During treatment, you will have to alter your diet and lifestyle. This is primarily done to make sure that you do not develop an infection.
It should also be noted that many patients may opt to be part of a clinical trial. A clinical trial is an experiment where you are given a drug (or other type of treatment) that has not yet been fully approved by the government. Clinical trials are carefully monitored for safety; however, there are considerable risks. These risks will be explained to you by your physician if you decide to take part in a clinical trial. Many patients, especially those with leukemias that are very difficult or impossible to treat, may wish to ask their doctors if they are a candidate for any clinical trials.

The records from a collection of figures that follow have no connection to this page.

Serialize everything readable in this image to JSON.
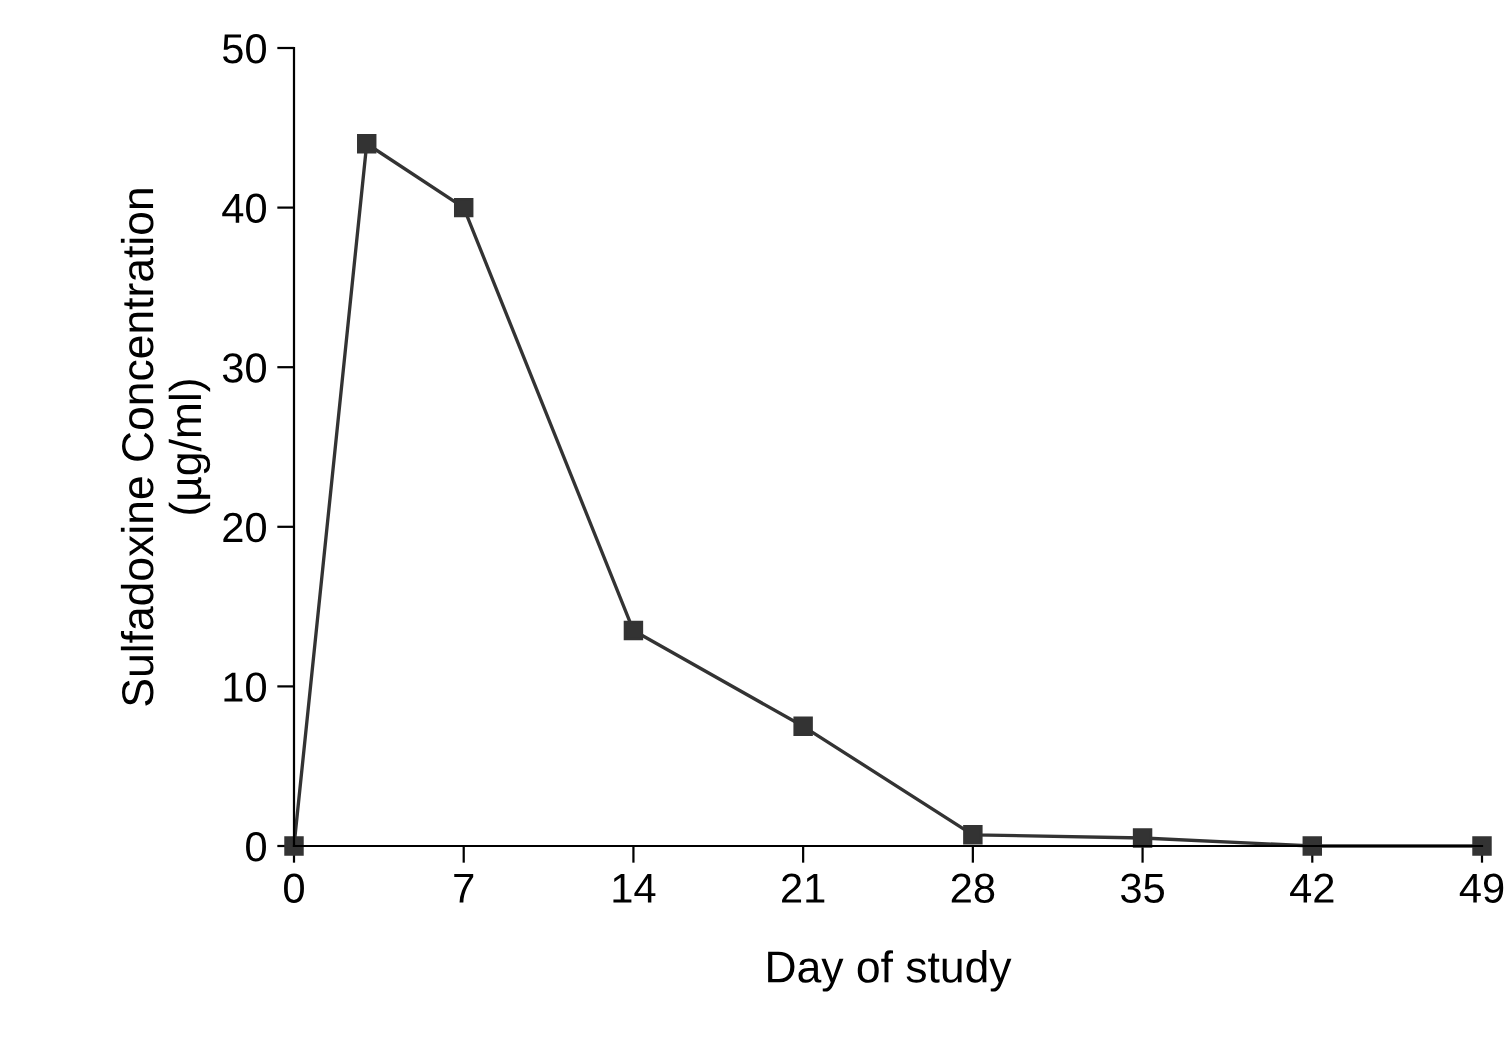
{
  "chart_data": {
    "type": "line",
    "xlabel": "Day of study",
    "ylabel": "Sulfadoxine Concentration\n(µg/ml)",
    "x": [
      0,
      3,
      7,
      14,
      21,
      28,
      35,
      42,
      49
    ],
    "series": [
      {
        "color": "#333333",
        "values": [
          0,
          44,
          40,
          13.5,
          7.5,
          0.7,
          0.5,
          0,
          0
        ]
      }
    ],
    "xlim": [
      0,
      49
    ],
    "xticks": [
      0,
      7,
      14,
      21,
      28,
      35,
      42,
      49
    ],
    "ylim": [
      0,
      50
    ],
    "yticks": [
      0,
      10,
      20,
      30,
      40,
      50
    ],
    "marker": "square",
    "line_style": "solid",
    "grid": false,
    "legend": false
  }
}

After you complete your treatment, you will continue to be monitored by your oncologist and health care team for several years. This is done to make sure the leukemia does not return and to monitor your overall health. You are likely to experience at least some side effects after you complete treatment, including fatigue and hair loss. Some may be minor; others may be severe. However, most people eventually return to their normal lives after finishing their leukemia treatments. It just takes a little bit of time.
When you become sick with leukemia, interactions with your family and friends will often change. It is important that you talk to the people you know about your leukemia and explain to them that you will be receiving treatment that will probably affect your physical appearance, daily routine, and mood.
Some people may need to avoid sexual relations during the treatment, while others may simply need to take certain precautions. Ask your doctor if you should use condoms or other forms of prophylaxis during sexual encounters. You should also ask them if kissing, hugging, and sleeping in the same bed as one’s partner is advisable during your treatment.
The following are some common myths about leukemia:
- Myth #1 – Leukemia is a death sentence.
Most leukemia is treatable.
- Myth #2 – Only children get leukemia.
Leukemia can strike at any age. However, there are some types of leukemia that are far more common in children than adults.
- Myth #3 If you don’t feel sick, you don’t have leukemia.
Many people with certain types of leukemia feel perfectly healthy. This is especially true in chronic leukemias in the early stages.
- Myth #4 Leukemia is different from cancer.
Leukemia is cancer. It is cancer of the blood and/or bone marrow.
- Myth #5 Leukemia and lymphoma are the same thing.
Leukemia and lymphoma are both blood cancers; however, they are different types of blood cancers.
- Myth #6 Only family members can donate bone marrow.
Bone marrow can be donated by anyone who is a genetic match, including people you are not related to.
- Myth #1 – Leukemia is a death sentence.
We hope this content provided education and guidance. Remember to stay informed, make educated choices early, and have a good relationship with your health care team – whether or not you’re dealing with a health issue.